Se bajó de la cama, se reunió con él junto a la ventana y movió un poco el ángulo. Sin mirar por el ocular elevó el telescopio un grado más.

Mientras miraba por el telescopio, Sam sintió que su brazo se posaba en su espalda.

– ¿Es esa?

– Esa es. Sé paciente. Ocurrirá de un momento a otro.

Sam observaba con paciencia. Finalmente Algol, la estrella binaria que representa la cabeza de medusa, se eclipsó y se redujo a una luz mínima. Era como si el cielo le estuviera guiñando.

– ¡Vaya! -dijo Sam.

– Es peligrosa -dijo la duende.

– ¡No es más que mitología!

– No estoy hablando de Angol.
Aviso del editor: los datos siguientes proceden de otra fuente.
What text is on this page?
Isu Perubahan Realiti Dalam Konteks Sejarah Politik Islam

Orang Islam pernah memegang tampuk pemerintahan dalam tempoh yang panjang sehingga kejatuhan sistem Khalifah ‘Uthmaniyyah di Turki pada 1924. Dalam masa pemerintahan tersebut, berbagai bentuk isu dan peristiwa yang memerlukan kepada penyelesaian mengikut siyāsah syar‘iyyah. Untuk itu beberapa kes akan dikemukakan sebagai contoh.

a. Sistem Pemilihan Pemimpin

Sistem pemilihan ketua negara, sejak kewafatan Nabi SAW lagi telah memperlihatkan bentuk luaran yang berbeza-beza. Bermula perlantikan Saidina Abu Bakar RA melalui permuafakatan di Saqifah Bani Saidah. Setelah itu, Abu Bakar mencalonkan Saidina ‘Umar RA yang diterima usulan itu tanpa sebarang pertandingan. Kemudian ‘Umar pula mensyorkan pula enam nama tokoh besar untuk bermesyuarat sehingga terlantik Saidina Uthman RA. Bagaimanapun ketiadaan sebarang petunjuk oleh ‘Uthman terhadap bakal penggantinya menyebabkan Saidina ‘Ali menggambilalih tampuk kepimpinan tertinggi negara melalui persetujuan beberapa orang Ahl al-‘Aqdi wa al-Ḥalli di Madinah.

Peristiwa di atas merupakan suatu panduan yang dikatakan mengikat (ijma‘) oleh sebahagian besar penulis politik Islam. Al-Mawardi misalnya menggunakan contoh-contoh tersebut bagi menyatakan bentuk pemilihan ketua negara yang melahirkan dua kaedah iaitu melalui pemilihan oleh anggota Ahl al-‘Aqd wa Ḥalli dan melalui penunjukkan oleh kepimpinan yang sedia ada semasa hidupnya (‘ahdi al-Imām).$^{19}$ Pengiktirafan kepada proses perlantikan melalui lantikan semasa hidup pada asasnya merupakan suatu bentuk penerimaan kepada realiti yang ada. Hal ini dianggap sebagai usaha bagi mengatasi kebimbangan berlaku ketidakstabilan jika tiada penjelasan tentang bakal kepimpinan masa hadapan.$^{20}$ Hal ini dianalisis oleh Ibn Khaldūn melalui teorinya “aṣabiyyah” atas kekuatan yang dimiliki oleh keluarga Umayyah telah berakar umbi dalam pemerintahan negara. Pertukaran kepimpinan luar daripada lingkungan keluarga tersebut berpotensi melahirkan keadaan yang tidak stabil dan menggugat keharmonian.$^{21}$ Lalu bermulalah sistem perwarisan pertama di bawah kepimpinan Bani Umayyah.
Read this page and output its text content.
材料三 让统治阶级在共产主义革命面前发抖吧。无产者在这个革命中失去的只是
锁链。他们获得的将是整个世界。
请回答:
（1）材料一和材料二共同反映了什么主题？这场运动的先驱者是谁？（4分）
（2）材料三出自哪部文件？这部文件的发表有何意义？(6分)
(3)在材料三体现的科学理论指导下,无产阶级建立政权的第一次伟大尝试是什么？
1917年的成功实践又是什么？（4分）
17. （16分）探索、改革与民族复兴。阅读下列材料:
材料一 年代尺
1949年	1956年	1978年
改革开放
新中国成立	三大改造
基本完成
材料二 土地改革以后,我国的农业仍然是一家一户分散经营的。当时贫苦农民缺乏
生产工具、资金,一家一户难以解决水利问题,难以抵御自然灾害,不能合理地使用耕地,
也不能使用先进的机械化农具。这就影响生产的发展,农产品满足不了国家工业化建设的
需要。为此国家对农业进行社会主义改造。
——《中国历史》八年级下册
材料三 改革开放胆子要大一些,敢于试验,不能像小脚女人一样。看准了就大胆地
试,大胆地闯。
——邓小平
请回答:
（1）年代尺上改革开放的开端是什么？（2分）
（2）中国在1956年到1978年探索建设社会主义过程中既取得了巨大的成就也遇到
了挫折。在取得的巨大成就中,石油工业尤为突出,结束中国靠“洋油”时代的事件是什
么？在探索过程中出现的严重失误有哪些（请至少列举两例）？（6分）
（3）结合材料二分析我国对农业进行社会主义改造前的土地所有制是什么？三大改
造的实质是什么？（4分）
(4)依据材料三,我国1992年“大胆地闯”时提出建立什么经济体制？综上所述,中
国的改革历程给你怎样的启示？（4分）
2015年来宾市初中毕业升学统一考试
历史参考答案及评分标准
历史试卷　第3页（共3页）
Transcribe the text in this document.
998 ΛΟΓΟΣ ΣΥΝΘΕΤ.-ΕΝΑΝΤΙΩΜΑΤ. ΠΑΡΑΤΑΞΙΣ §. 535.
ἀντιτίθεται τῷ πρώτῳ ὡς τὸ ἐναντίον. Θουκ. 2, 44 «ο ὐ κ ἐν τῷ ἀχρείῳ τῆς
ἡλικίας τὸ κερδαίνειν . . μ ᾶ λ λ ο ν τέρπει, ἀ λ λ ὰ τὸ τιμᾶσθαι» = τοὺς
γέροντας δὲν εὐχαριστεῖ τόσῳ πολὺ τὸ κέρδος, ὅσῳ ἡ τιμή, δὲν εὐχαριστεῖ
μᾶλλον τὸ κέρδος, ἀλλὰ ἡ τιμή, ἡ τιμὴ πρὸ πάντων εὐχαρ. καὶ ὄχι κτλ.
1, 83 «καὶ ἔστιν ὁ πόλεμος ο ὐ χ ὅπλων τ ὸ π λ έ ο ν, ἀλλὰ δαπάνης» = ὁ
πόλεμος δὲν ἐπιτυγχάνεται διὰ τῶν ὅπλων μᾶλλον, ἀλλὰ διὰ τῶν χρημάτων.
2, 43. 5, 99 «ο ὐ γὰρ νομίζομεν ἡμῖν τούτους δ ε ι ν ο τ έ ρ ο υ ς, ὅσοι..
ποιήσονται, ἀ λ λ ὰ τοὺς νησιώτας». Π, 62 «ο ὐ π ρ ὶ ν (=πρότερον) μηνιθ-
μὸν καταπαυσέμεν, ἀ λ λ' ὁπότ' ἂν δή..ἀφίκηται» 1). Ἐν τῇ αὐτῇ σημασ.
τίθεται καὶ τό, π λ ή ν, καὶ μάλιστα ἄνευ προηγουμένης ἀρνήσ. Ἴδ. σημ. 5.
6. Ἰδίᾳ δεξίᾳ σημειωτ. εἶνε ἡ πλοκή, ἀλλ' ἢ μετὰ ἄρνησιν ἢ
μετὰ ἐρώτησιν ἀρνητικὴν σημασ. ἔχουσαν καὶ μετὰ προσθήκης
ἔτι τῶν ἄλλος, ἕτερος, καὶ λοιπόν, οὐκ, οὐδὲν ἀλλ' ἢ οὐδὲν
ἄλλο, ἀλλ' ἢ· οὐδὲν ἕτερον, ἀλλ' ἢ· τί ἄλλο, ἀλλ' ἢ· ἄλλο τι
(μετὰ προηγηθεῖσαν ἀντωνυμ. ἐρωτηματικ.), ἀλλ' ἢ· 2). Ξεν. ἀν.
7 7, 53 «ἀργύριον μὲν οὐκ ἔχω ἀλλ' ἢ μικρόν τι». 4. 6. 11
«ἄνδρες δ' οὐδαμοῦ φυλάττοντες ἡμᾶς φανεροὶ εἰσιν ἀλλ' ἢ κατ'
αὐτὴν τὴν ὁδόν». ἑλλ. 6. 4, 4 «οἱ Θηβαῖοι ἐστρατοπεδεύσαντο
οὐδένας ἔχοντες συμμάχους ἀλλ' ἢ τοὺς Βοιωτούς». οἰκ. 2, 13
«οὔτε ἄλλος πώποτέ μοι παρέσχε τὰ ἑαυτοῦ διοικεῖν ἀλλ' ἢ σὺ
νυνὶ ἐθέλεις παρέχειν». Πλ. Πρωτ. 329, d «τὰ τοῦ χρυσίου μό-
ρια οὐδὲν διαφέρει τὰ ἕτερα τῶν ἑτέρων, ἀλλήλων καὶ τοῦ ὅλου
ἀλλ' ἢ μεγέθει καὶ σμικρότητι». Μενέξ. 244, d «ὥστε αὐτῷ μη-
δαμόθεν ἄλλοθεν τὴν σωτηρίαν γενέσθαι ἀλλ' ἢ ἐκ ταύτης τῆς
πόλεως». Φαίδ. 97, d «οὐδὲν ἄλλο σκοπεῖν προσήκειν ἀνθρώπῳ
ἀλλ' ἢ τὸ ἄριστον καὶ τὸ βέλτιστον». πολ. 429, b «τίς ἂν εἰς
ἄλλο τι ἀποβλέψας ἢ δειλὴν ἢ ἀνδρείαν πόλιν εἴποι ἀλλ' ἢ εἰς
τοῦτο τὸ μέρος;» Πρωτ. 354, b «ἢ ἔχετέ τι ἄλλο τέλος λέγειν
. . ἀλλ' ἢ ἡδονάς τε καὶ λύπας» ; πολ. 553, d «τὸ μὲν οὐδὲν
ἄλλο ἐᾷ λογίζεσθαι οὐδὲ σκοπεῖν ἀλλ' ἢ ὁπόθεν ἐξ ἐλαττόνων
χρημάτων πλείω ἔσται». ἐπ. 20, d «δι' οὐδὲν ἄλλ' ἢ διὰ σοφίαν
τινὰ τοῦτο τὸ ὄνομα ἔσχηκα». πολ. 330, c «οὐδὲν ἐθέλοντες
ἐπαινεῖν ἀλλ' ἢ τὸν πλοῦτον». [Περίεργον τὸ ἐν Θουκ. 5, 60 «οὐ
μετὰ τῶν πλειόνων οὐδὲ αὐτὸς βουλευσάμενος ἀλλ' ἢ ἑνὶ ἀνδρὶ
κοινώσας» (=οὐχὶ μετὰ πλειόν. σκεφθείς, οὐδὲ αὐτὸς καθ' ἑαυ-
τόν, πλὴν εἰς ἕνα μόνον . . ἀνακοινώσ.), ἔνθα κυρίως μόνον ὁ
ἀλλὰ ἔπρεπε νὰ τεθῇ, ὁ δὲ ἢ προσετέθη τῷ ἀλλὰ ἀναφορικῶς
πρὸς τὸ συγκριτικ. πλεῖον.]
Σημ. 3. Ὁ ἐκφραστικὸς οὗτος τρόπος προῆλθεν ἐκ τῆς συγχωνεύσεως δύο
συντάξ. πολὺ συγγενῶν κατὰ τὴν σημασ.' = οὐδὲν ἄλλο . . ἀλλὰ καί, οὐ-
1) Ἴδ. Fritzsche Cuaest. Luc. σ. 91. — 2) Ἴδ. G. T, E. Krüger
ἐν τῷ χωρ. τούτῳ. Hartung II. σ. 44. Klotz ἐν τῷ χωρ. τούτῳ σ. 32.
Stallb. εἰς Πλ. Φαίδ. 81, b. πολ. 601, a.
Me refiero a Alice.

– ¿Alice? -Sam se retiró del telescopio y miró a la duende con sorpresa.

Sus ojos vibraban con el brillo de las estrellas.

– ¿No te gusta?

Durante las semanas posteriores a que Alice lo besara, Sam había sido visitado en varias ocasiones por la duende, y de manera casi invariable, esto sucedía cuando miraba por el telescopio en el silencio de su habitación. En esas ocasiones la duende parecía reflejar de manera precisa su estado de ánimo, descubrió que si se relajaba, ella podía estar con él. Aunque seguía temiendo su naturaleza volátil e impredecible, aprendía cómo no provocarla, a la vez que ella mostraba una sorprendente capacidad de ternura, e incluso de afecto, hacia él.